Hundreds of activists from several groups including Just Stop Oil, War on Want, Extinction Rebellion [XR] and Friends of the Earth Scotland have joined striking workers on more than 40 picket lines in towns and cities, with more expected to turn out in the coming days.
They argue that well-funded, publicly owned and affordable public transport will be essential to reduce the UK’s dependence on fossil fuels, moving people away from cars to more energy-efficient trains.
But they warn the cuts and redundancies proposed by the government will not only hit workers in the middle of a cost of living crisis but also weaken the rail network, locking in high carbon transport such as cars for decades to come.
According to government figures, transport is the UK’s largest source of emissions, responsible for 27% of greenhouse gases in 2019. Of this, 55% comes from cars and most of the remainder is from vans and lorries.
Bruce Murphy, an organiser with Just Stop Oil, is one of scores of the group’s activists who have been on picket lines in the past few days.
“You can’t separate the cost of living crisis and the climate crisis and I think more people are understanding that in both the green movement and the progressive labour movement,” he said.

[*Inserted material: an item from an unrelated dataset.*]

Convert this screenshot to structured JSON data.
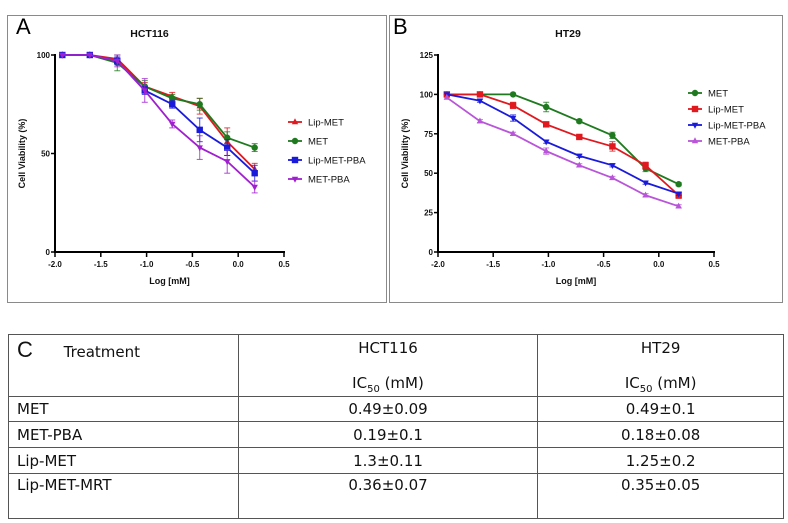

Murphy, who was on a picket line in Manchester, said trade unions were Britain’s biggest social movement and that strikes were “a powerful tool of civil resistance for workers and communities being forced to pay for a crisis they didn’t cause.
“I’m proud to stand with trade unions because I know that together our collective power can take on the crisis we face in our cost of living, climate and our democracy.”
Asad Rehman, a leading climate justice campaigner and director at War on Want, said the root causes of the cost of living crisis and the climate crisis were “corporate profiteering that is pushing millions into poverty, and rolling back hard won rights that are critical to guaranteeing everyone a dignified life.
“Now more than ever we need to invest in cheap, green, low-carbon mass transport, such as railways, with decent pay and conditions for rail workers, low fares, and regular services. Cutting carbon and defending workers rights are essential to stopping the climate crisis.”
As the second day of strike action started, climate activists joined rail workers at picket lines across the UK from Glasgow to Manchester, Preston to Brighton, Sheffield to Bath.
Finlay Asher, from the XR Trade Union group, said: “Climate justice means social justice. The only way workers can fight for a fair low-carbon transition is by building union strength and the power of collective bargaining.”
James Schneider, from the Jeremy Corbyn-backed We All Want to Just Stop Oil group launched earlier this month, said it unequivocally backed striking rail workers who deserved “to be paid fairly in a transport system that operates for the benefit of the people and the planet – not for private profit.”
He said that whether people were “kept up at night by low pay, rising bills, climate breakdown or our broken politics” they had to work together.
“If we unite to take on our common enemy – the billionaires, the big polluters and the politicians they own – then we can win decent pay, stop new oil, tax the big polluters and billionaires, have energy for all, insulate our homes and enjoy cheap, green public transport.”